Quanto ao Fora Bolsonaro, argumenta, já está popularizado pelas massas desde o Carnaval.

Leia a íntegra do artigo:

Fora Bolsonaro: É pegar ou largar

Por Milton Alves*

A última reunião do diretório nacional do Partido dos Trabalhadores (PT) cometeu um grave erro político ao não aprovar a palavra de ordem “Fora Bolsonaro”, o que desarma a militância organizada e os ativistas de esquerda vinculados socialmente ao petismo.

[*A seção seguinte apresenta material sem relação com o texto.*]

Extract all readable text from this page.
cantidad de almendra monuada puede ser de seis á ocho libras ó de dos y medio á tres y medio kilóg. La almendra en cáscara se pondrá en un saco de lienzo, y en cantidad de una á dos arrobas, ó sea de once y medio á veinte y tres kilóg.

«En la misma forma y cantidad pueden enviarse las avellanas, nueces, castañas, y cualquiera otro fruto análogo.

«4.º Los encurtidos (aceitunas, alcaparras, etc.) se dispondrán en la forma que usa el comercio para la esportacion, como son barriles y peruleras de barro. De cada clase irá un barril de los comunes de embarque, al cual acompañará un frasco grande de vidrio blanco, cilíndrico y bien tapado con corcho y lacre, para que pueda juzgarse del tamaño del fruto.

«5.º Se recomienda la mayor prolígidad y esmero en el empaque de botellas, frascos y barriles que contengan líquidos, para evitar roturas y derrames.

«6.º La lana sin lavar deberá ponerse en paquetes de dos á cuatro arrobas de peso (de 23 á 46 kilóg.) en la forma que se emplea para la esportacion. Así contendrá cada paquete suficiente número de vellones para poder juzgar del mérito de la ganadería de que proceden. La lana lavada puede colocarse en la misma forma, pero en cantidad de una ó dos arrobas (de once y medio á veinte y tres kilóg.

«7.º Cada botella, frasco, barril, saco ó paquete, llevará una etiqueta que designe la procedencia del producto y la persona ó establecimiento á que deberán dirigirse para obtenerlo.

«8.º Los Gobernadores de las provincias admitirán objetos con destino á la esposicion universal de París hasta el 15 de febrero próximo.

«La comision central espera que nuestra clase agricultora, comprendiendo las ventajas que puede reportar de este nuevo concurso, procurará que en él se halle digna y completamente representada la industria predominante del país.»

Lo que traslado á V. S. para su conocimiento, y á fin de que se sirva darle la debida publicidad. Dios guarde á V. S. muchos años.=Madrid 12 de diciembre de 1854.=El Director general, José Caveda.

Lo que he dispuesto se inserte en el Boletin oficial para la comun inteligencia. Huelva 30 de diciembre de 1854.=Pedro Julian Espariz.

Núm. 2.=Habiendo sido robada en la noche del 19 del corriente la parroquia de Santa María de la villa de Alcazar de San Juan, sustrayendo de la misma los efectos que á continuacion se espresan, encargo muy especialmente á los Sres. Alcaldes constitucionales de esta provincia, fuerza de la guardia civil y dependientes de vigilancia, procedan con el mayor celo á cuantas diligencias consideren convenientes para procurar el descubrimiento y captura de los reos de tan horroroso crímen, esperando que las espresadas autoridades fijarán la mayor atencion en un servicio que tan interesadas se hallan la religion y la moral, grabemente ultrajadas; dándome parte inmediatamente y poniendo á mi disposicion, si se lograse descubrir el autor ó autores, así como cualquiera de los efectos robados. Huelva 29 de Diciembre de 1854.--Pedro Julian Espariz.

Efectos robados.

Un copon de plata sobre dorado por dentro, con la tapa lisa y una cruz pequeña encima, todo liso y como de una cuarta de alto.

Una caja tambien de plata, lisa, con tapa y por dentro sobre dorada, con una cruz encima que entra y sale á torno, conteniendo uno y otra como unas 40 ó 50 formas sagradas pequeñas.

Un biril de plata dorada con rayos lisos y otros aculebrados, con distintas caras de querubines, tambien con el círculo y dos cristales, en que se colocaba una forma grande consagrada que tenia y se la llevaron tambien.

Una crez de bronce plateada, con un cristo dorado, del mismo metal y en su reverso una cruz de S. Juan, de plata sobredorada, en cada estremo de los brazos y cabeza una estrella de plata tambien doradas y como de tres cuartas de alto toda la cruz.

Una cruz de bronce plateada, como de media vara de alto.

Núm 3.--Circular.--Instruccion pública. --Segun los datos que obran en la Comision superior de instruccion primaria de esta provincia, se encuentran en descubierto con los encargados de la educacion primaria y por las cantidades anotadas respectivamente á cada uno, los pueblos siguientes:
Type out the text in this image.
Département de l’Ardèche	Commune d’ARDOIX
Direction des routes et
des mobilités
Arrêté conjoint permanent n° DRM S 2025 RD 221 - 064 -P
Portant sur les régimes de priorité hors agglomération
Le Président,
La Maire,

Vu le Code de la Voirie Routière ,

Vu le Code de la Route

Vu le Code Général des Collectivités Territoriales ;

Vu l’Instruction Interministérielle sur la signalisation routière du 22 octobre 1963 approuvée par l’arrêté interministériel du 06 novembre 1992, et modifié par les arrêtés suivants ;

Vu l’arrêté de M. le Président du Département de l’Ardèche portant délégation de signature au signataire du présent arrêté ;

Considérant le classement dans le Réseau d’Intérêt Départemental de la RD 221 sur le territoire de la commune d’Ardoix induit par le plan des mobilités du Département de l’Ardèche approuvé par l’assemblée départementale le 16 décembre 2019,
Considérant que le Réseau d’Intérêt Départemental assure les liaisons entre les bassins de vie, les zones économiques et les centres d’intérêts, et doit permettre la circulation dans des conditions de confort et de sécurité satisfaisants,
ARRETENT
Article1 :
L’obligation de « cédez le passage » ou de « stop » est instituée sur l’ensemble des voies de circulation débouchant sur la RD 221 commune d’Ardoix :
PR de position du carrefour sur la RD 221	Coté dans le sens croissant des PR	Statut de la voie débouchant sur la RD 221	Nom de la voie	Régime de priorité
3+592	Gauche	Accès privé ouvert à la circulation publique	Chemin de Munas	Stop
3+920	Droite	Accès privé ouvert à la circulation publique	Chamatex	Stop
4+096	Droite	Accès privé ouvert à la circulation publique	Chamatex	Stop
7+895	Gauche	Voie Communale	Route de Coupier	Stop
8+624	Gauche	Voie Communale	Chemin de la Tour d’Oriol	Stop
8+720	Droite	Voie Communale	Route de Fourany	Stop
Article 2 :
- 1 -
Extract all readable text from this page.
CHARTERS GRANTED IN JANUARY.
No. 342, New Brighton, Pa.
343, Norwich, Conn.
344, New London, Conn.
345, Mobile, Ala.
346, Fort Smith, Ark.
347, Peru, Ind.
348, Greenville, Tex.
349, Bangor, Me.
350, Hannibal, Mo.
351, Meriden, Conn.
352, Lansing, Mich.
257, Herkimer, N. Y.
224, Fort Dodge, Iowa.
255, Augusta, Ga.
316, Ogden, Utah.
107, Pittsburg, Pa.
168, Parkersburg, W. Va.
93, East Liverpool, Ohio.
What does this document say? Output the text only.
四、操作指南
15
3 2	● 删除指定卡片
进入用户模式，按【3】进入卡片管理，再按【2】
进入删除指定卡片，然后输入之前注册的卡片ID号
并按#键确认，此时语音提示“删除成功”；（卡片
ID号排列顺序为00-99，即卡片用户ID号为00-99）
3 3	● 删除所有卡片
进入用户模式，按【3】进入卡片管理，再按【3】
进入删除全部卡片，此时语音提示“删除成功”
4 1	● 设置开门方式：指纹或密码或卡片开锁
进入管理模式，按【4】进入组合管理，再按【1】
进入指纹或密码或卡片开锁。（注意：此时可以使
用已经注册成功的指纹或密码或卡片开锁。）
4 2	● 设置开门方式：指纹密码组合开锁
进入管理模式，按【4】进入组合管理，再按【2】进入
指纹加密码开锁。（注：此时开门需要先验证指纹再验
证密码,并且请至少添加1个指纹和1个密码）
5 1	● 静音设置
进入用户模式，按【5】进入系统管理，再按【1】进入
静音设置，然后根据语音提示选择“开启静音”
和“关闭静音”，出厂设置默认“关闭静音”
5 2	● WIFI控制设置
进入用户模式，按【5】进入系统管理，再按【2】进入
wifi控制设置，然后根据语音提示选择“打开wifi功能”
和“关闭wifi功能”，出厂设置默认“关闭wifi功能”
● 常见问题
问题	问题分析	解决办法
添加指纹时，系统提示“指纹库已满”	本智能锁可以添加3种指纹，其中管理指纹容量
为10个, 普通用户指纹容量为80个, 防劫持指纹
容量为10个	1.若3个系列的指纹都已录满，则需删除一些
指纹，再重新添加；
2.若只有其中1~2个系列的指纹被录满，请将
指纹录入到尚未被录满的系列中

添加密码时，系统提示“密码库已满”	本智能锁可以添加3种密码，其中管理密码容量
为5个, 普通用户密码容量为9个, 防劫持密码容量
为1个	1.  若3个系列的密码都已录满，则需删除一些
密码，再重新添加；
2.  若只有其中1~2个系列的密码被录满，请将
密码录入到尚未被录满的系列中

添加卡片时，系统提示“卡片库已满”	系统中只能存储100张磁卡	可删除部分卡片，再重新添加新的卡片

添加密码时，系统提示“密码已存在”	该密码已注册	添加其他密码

Cada dia mais, aos olhos da população, o governo Bolsonaro se mostra incapaz de enfrentar a crise econômica e sanitária em curso, agravada com a escalada do coronavírus, evidenciando a falência da política neoliberal de Paulo Guedes e das classes dominantes.

O “Fora Bolsonaro” já popularizado pelas massas no Carnaval, nos protestos de rua e nas varandas e janelas durante a quarentena, sintetiza a vontade política de colocar abaixo um governo genocida e antipovo.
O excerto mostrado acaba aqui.